As much as many of the riders will be hoping to break previous records at the historic track, they will be in fact the first people to set track record. Records from previous years are no longer deemed relevant due to changes in the layout of turn 6 – Ruskenhoek. While the total track length wasn’t affected by the change, the now more open turn 6 is a significant enough change to consider the TT Assen a new circuit for time-keeping purposes.
On the day where the premier-class is usually the main talking point, it was in fact the Moto2TM grid that stole a lot of the limelight. Earlier in the day, the FIM International Disciplinary Court (CDI), rejected Pons 40 HP Tuenti’s appeal against the overturned penalty for Marc Márquez in the Catalunya Moto2 race.
The FIM CDI, represented by independent lawyer Mr František Schulmann, conducted a hearing at 2pm local time on the case surrounding the incident during the Moto2TM race at the Gran Premi Aperol de Catalunya, where Pons rider Pol Espargaró crashed out of the race in the final stages after a coming together with Team CatalunyaCaixa Repsol’s Márquez.
Shortly after the incident, Race Direction imposed a 60 second penalty on Márquez for riding in an irresponsible manner causing danger to rider Espargaró, sighting an infringement of the article 1.21.2 of the 2012 FIM Road Racing World Championship Grand Prix Regulations. Márquez’s team subsequently lodged an appeal with the FIM Stewards, who did not confirm the decision of Race Direction and cancelled the penalty.

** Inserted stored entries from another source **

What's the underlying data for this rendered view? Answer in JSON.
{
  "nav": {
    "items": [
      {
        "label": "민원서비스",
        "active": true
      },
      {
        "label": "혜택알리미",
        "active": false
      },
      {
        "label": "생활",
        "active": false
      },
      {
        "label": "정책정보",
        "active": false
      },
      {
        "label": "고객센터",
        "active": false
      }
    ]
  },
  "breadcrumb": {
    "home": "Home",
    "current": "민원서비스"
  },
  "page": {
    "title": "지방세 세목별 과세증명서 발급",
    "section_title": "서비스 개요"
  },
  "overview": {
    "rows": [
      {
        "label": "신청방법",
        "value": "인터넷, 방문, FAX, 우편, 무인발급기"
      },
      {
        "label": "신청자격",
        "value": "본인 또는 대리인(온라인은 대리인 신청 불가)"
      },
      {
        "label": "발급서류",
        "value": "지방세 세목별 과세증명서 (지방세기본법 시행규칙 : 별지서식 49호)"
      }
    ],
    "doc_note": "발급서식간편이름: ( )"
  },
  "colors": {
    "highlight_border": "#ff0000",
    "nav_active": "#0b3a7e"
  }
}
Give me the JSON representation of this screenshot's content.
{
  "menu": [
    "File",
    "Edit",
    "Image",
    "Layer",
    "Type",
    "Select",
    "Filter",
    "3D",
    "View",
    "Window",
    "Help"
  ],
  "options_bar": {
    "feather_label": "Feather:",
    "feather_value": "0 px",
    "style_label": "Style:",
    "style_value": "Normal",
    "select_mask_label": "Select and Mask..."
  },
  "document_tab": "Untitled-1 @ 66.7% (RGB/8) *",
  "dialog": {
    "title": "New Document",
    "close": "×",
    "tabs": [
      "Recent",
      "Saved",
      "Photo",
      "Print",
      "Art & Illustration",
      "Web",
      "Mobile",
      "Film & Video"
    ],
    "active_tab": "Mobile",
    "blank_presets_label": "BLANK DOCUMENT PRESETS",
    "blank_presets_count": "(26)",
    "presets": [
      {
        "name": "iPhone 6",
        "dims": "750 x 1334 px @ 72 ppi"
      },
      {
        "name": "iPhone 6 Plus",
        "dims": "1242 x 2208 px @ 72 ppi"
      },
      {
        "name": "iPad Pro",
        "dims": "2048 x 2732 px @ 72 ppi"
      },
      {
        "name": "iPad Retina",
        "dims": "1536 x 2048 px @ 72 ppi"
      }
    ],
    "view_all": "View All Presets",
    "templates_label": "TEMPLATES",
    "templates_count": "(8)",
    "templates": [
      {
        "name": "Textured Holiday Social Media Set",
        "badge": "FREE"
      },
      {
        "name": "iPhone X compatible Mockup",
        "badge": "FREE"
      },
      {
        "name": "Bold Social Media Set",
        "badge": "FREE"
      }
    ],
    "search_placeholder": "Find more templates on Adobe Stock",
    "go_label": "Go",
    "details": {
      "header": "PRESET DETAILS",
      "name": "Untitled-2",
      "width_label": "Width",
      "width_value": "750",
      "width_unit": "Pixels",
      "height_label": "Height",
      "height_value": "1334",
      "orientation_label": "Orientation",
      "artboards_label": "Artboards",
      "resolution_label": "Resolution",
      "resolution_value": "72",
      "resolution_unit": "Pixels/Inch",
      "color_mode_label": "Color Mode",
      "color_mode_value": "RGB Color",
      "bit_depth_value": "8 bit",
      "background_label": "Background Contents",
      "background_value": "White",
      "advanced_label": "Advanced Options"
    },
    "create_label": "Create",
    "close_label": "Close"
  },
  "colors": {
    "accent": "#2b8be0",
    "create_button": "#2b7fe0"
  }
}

With Márquez taking valuable points from the race and Espargaró none, the Pons 40 HP Tuenti team took the next step and lodged an appeal with the FIM CDI, as it deemed its rider to have incurred a significant disadvantage to Márquez in the championship standings.
Following the appeal hearing at Assen, at which Mr. Schulmann, Espargaró and team manager Sito Pons were present, the FIM CDI decision was that the FIM Stewards ruling remains, and that Márquez will not incur any penalties.
Mr. Schulmann says: “The final decision [appeal by Pons 40 HP Tuenti] has been dismissed as unsubstantiated, because the decision of the FIM Stewards was found legal and correct. There are accusations and indications that his [Márquez’s] behaviour is not always correct, but nevertheless, in this particular case, he was definitely in front of Espargaró. It was [up to] him to chose the line and the other riders that are following must respect it.”